В парке было хорошо. Деревья скрывали от глаз тесные ряды убогих домов. И лишь резкое дребезжанье трамвайных звонков да гудки автомобилей прорезали однообразный глухой гул, напоминающий дальний шум прибоя; это был доносящийся сюда гул городского движения. Черные птицы с острыми желтыми клювами кружили над лужайками и, схватив червяка, с ликующим щебетом устремлялись к цветущему кустарнику. Под деревьями на скамейках, испещренных солнечными пятнами, ссутулясь, дремали старики. Какая-то женщина вязала, наблюдая за крохотным мальчуганом, который ездил на самокате по усыпанной гравием дорожке, и двумя девчушками в коротеньких юбочках, игравшими на траве.
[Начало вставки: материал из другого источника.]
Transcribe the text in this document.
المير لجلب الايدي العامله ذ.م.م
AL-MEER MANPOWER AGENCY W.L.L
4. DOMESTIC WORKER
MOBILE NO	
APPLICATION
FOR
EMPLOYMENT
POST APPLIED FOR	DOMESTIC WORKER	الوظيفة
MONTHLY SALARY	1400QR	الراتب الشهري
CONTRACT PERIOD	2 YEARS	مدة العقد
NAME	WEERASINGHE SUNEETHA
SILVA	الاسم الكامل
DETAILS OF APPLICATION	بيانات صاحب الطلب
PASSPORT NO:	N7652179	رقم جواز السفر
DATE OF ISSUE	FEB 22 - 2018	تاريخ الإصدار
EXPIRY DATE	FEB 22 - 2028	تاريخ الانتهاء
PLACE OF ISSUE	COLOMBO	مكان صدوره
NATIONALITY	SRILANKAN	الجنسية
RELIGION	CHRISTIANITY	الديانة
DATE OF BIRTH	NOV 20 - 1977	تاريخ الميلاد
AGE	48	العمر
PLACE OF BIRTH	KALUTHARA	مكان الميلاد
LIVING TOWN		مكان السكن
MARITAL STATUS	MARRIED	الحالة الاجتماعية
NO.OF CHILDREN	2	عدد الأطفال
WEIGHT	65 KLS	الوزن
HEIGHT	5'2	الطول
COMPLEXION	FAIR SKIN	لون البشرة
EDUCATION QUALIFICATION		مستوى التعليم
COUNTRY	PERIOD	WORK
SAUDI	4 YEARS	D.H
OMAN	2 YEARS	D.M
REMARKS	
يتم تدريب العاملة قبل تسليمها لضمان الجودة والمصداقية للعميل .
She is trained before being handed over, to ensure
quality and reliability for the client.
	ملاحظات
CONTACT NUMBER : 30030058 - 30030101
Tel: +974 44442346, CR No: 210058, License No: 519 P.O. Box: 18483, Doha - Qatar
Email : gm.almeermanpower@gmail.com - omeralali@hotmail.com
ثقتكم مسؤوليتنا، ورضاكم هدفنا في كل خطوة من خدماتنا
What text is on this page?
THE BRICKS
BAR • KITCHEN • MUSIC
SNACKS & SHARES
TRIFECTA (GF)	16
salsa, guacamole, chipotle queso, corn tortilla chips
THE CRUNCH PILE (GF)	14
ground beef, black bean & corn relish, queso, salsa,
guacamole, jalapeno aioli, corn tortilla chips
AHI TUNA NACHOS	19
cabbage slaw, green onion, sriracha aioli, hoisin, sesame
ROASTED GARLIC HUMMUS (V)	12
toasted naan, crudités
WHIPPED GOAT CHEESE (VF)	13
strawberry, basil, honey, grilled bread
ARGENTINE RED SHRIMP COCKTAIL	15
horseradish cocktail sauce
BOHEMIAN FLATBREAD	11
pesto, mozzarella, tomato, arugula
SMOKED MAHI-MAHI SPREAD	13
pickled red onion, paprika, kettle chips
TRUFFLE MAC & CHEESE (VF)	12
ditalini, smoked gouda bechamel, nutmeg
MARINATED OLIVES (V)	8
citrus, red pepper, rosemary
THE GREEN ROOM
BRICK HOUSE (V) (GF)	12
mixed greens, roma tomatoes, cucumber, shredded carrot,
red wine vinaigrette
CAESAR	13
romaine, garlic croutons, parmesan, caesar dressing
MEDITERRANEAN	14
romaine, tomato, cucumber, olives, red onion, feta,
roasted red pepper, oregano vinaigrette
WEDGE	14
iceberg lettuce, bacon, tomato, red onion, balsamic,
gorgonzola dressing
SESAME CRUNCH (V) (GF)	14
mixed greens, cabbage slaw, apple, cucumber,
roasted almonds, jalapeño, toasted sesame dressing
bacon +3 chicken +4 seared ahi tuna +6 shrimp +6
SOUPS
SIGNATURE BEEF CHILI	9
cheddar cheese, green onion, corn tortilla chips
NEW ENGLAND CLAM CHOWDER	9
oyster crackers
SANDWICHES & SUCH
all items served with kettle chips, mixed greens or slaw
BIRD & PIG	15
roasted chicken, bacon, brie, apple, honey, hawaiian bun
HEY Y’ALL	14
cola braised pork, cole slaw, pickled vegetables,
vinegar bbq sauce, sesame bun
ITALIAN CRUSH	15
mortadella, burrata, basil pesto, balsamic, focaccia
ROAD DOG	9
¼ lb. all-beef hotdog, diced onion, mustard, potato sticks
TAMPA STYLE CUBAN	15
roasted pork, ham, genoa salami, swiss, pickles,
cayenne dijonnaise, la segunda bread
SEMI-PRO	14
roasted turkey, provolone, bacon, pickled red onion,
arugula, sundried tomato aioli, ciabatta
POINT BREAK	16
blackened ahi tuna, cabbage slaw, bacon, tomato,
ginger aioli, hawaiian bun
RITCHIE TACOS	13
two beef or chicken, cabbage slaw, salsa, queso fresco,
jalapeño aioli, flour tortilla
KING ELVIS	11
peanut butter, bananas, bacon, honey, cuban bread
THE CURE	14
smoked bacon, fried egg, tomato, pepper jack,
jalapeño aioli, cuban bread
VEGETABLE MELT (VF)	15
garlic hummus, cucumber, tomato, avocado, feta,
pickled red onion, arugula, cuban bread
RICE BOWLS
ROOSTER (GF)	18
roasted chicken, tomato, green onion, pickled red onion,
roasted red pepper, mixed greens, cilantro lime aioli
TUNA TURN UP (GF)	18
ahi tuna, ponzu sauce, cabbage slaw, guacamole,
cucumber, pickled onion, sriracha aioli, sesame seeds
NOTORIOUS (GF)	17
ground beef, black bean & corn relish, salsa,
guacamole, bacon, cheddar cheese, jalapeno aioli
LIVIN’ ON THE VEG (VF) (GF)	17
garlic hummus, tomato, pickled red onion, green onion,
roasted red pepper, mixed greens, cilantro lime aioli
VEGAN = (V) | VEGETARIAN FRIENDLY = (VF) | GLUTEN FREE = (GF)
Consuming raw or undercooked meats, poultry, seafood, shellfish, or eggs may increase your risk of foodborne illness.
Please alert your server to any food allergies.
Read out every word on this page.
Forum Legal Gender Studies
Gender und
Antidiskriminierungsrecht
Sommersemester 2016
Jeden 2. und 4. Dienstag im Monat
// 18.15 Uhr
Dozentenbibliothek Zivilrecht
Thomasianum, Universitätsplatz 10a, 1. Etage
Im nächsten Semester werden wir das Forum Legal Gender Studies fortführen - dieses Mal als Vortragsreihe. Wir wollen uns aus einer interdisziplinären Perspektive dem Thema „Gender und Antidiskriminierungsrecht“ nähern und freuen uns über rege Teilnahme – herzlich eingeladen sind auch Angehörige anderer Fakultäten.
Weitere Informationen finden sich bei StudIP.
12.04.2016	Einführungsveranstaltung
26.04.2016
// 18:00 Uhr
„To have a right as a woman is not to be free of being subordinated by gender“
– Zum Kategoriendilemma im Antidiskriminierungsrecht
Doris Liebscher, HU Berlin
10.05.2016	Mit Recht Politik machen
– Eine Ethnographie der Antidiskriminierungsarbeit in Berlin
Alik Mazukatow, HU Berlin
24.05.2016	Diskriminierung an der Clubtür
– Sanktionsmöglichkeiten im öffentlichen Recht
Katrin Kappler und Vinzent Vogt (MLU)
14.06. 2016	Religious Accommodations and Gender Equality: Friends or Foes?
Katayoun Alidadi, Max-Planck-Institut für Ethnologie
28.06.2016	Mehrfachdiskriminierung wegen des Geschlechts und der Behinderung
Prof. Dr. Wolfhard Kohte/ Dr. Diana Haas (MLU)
Взглянув поверх газеты, Дэвид был поражен контрастом между суетой, скрытой под покровом повседневных людских забот, и покоем этого мирного уголка, такого тихого и далекого от треволнений жизни. И, тем не менее, это тоже частица мира, подумал Дэвид, небольшой оазис. И такие оазисы существуют повсюду — это острова и горы, живописные долины и ширь равнин; природа, которая пленяет нас красотой и наполняет душу отрадой и покоем.
Сколько времени просидел он здесь, на солнце, охваченный дремотой, Дэвид не знал. Он очнулся от звонких веселых голосов: через парк бежали дети. «Должно быть, кончились занятия в школе», — подумал он.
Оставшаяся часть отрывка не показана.